Forest ecology studies the relationship between forest phytocoenosis () and the environment, forests and environment in a broader context. The object of ecology are also certain types of wood and non-plants and other forest organisms. Thus, forest ecology includes both -logic (forest and environment) and autekologicheskie (individual species and environment) aspects. Wood – a natural unity, part of which is and the environment. Therefore, Department of Environment and Forests here is somewhat arbitrary, but it is necessary for the gradual disclosure of forward and backward linkages that determine the vitality of the forest and the nature of the forest environment. In forest ecology can consider two aspects: 1 – the impact of environmental factors on the life of the forest, 2 – ecological importance and influence of the forest on the environment, as well as special education, his usual forest environment. In the second case in question: the the impact of the forest beyond the space occupied by woods ("the" impact of the forest) on the impact on its own environment within which he occupied the space.

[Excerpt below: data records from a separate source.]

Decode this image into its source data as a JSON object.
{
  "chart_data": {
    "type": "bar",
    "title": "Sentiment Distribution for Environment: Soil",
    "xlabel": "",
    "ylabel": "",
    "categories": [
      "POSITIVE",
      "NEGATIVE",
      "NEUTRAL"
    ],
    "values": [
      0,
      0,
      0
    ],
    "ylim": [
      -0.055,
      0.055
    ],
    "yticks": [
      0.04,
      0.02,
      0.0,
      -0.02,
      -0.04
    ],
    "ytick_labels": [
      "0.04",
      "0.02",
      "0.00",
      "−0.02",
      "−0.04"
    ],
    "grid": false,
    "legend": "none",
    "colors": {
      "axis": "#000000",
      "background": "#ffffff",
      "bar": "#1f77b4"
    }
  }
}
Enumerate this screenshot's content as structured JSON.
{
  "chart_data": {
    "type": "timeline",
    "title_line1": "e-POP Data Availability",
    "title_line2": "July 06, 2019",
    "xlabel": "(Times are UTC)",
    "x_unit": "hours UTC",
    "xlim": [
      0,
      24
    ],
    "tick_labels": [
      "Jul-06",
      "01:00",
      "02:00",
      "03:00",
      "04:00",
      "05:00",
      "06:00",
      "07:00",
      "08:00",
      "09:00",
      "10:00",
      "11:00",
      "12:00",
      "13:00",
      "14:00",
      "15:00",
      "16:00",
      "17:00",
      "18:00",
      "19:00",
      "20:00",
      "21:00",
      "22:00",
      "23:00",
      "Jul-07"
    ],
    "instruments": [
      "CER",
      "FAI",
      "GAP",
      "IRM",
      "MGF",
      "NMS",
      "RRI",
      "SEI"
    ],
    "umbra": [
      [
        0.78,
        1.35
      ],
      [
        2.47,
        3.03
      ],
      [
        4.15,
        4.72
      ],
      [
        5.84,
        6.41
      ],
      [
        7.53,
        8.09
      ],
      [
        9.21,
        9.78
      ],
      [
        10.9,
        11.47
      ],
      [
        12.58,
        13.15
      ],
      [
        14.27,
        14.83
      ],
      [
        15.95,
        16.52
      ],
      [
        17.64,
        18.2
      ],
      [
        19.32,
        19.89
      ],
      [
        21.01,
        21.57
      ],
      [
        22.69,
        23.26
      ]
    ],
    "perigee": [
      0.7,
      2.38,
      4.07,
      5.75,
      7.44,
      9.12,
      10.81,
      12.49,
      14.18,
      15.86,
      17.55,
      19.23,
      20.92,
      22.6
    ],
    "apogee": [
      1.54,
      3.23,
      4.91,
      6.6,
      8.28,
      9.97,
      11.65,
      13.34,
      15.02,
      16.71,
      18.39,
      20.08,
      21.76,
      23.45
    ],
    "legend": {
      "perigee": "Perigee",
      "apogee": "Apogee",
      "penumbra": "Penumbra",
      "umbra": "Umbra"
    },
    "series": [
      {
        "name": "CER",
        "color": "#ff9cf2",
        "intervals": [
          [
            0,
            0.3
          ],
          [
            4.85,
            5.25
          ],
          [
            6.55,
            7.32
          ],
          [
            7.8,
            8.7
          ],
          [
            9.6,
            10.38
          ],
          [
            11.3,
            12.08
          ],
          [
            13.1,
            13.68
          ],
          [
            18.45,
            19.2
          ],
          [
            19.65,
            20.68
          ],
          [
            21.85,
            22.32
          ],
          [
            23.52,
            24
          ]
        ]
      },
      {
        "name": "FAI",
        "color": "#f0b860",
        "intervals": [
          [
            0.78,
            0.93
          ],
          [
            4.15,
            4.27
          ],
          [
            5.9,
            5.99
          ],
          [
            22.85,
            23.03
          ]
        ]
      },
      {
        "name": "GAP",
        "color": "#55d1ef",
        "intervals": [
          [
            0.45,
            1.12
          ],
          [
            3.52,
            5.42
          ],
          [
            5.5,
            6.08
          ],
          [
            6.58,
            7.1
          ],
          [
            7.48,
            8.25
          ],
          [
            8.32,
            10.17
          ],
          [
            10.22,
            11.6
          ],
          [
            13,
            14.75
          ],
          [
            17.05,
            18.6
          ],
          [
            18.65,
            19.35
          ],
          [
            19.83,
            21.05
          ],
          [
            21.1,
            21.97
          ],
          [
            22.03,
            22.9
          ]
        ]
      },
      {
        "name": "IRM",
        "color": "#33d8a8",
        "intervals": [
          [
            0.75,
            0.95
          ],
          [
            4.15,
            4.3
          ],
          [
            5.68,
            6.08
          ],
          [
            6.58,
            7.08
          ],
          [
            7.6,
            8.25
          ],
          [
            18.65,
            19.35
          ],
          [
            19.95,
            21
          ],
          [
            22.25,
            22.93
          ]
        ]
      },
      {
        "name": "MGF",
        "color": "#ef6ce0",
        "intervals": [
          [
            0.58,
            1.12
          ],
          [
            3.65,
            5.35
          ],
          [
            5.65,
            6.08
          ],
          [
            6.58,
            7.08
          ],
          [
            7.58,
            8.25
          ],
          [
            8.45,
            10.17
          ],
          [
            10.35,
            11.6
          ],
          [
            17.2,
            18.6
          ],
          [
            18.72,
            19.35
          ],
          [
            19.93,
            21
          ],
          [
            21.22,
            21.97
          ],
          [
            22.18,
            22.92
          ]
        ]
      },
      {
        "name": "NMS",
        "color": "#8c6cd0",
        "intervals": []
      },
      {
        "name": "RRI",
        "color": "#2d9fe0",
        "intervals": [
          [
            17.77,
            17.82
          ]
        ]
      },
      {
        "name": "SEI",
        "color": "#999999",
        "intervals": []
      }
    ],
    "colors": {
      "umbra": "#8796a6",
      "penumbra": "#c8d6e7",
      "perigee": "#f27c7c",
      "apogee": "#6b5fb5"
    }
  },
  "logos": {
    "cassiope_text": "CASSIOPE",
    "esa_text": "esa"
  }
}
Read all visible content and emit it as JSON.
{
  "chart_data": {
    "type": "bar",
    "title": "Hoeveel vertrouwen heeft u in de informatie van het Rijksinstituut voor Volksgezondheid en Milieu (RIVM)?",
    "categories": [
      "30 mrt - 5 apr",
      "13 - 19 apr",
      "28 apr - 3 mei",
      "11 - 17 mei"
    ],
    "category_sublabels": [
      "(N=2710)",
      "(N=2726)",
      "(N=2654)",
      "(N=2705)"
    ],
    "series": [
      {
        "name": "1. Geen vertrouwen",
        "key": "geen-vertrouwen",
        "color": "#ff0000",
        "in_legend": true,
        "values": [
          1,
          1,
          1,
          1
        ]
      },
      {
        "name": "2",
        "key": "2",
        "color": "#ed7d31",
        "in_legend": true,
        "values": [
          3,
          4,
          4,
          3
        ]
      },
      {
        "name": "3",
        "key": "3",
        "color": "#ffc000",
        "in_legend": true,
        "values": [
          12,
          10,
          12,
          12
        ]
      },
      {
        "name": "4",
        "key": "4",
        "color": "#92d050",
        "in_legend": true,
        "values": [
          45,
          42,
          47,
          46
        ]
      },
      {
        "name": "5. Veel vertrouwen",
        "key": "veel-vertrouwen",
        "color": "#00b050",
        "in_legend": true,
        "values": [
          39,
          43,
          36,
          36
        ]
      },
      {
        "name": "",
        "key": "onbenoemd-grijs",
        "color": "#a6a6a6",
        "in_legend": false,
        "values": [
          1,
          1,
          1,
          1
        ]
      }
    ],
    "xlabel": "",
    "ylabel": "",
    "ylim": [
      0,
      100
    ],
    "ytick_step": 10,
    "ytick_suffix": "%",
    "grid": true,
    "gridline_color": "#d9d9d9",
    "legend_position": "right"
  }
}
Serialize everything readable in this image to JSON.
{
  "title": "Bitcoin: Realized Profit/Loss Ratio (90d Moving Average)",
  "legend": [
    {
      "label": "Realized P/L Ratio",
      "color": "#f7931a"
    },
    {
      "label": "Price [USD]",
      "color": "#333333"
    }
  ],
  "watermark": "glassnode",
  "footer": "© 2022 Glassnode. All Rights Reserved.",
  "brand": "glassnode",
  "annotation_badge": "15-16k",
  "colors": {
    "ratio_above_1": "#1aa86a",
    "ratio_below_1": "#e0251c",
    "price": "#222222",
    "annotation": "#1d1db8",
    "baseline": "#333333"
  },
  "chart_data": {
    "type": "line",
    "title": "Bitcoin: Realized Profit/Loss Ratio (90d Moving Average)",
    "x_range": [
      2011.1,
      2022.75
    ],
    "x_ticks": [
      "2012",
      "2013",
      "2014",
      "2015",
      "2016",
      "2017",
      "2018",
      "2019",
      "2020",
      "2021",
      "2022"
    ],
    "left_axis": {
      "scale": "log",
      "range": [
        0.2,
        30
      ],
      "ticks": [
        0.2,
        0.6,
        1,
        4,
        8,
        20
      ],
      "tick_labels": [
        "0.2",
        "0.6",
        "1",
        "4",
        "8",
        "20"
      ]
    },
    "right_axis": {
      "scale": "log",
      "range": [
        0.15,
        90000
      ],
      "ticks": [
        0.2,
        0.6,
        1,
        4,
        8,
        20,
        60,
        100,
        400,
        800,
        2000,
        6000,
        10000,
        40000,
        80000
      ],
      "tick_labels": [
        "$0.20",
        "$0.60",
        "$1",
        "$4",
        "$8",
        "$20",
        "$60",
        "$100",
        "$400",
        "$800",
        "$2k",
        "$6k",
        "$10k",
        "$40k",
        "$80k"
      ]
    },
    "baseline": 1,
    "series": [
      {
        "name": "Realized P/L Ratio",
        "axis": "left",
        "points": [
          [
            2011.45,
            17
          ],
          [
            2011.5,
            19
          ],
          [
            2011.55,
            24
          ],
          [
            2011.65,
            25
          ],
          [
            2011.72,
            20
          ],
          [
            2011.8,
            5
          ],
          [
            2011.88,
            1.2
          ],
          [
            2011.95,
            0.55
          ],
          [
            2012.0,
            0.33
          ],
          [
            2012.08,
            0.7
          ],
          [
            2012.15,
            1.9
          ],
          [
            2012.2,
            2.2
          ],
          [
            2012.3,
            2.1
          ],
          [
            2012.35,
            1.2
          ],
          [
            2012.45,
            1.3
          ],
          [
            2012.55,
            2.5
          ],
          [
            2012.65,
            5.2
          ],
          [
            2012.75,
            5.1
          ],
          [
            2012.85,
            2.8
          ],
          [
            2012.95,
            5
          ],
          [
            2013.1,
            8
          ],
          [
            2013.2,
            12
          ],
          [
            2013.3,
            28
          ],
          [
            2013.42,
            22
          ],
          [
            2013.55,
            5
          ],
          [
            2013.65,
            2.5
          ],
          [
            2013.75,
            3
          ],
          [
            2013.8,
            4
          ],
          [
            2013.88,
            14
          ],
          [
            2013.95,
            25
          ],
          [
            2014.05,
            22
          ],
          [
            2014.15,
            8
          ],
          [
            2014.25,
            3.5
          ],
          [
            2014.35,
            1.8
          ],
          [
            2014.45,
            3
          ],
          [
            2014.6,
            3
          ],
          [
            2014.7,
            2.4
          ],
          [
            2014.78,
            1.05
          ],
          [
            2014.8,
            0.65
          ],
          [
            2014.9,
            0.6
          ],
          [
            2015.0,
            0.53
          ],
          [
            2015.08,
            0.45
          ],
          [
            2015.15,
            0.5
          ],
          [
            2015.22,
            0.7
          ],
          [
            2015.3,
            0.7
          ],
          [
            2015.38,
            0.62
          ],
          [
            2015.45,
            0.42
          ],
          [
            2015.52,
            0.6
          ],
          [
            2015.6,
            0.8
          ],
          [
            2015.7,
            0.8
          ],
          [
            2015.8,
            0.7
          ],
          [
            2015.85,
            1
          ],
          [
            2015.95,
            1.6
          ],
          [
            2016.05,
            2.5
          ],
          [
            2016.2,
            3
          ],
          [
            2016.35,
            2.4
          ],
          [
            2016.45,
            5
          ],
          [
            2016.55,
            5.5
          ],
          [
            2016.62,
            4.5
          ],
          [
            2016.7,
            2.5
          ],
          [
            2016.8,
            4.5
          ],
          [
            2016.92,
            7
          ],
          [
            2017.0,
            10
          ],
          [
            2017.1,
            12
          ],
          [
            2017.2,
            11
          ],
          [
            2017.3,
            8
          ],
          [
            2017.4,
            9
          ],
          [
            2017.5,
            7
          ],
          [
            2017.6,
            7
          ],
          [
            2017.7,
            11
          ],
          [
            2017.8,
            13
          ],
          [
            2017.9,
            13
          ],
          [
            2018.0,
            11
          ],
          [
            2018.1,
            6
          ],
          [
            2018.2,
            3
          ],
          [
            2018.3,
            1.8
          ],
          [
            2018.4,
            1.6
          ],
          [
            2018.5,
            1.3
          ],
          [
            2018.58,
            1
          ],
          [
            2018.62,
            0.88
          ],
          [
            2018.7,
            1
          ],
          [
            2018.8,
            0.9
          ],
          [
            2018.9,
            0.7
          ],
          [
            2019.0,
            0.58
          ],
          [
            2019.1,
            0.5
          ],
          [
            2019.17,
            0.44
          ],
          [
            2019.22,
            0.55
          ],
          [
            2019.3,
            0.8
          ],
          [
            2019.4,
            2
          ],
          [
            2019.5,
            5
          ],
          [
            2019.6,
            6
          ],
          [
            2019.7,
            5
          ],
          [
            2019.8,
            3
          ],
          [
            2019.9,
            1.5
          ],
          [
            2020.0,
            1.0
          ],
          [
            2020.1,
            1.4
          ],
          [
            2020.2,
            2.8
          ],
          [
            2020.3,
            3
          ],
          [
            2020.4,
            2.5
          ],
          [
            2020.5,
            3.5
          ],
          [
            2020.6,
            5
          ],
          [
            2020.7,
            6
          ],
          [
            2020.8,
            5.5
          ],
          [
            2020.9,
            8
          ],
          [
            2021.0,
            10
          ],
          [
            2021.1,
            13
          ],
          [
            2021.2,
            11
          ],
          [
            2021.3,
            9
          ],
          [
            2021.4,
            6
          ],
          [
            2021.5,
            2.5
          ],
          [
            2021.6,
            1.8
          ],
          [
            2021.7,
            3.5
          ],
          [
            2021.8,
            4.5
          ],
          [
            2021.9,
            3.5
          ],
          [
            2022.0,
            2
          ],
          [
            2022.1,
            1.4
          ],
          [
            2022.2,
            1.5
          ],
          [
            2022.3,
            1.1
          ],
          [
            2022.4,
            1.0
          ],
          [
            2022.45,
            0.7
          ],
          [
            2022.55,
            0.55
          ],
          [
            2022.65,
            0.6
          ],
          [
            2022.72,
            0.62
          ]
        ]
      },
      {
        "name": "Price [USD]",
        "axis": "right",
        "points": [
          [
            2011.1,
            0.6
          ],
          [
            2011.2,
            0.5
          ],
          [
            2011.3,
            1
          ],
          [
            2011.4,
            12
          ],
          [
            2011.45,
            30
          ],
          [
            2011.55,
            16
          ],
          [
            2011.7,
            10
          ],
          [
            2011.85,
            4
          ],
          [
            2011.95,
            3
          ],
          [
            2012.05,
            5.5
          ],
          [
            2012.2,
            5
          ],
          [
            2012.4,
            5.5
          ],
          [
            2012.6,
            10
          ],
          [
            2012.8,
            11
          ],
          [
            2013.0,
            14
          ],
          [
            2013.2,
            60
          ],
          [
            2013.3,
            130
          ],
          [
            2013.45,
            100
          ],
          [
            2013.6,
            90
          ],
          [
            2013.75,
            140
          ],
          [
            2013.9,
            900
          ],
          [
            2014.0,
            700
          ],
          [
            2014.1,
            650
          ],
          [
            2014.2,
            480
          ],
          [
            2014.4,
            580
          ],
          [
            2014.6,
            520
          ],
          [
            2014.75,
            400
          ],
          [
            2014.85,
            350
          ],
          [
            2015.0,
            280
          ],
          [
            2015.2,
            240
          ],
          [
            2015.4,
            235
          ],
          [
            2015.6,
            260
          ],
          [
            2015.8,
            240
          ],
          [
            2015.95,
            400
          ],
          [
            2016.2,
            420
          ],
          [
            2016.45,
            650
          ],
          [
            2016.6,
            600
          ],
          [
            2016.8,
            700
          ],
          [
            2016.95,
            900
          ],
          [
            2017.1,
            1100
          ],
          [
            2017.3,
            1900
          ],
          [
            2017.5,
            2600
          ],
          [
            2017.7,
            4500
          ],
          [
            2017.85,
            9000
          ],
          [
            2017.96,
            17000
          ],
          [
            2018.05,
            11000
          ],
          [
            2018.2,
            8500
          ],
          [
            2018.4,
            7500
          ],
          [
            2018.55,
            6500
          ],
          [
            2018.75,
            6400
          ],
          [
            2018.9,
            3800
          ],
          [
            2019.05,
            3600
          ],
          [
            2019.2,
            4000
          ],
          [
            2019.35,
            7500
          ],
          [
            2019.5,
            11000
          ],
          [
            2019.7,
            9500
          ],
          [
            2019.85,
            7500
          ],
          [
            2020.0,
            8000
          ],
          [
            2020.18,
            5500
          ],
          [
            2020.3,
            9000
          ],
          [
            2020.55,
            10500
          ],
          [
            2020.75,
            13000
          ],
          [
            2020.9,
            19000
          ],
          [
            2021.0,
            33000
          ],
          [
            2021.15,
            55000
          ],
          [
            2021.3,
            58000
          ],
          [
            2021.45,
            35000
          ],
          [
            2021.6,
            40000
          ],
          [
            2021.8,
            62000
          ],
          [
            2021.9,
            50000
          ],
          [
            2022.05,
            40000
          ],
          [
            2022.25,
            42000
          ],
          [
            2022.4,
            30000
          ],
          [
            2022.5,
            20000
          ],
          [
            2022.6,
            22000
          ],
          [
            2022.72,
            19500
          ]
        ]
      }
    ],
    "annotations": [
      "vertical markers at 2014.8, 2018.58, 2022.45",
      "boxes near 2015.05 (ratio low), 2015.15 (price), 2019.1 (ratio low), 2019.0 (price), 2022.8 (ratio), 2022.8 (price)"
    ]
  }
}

Thus, forest ecology examines the role of environment in the life of the forest as a natural unity, part of which is this Wednesday. On the other hand, it examines the environmental changes taking place under the influence of the developing nature of unity, which is the forest. All variety of environmental factors determining the growth conditions of the forest, his life and development, can be reduced to several groups: I. Climatic factors, including radiation, teschyuvoy, water regimes, composition and movement of air, etc. ii. Edaphic and orographic factors (soil, soil, terrain features, slope and exposure of slopes). iii.Bioticheskie factors (animals, plants, microorganisms). iv.
Anthropogenic factors. V. Historical factors. Environmental factors influence both on the forest as a whole and its individual components. In nature, there exists a complex influence of environmental factors, shown in various combinations. Change in one factor implies change the other. For example, a change in altitude, exposure, slope angle causes changes in climate, soil and other factors. Changing the lighting conditions in the forest accompanied by a change and thermal regime. The same amount of rainfall in the northern boreal regions and in some southern steppe regions. However, in the first case it falls in the prevalence of low temperatures, high humidity air and soil, at a reduced evaporation of moisture, in the second – the reverse combination. Hence – the conditions and the possible existence of forest at the same rainfall. In one case, the arborist has to contend with excess moisture, with the threat of waterlogging in the other – to seek means of increasing the moisture control soil salinity, etc. Thus, the forest is under the complex, intertwined influence of various multilateral environmental factors. Formed under the influence of geological, climatic, soil, biotic factors, the forest, in turn, itself influenced by these factors, it creates inherent in a particular environment. Consequently, the forest, affecting the environment changing it, he feels the effects of changes of environment. This environment is increasingly important for humans, not only locally but also in a global context, if you remember about the forest as an essential part of the biosphere. Despite the long-term study of forest interactions with the environment in many countries, science has not solved a lot of forest ecology, which must be one of the important scientific basis for the issue of "Forest and Man."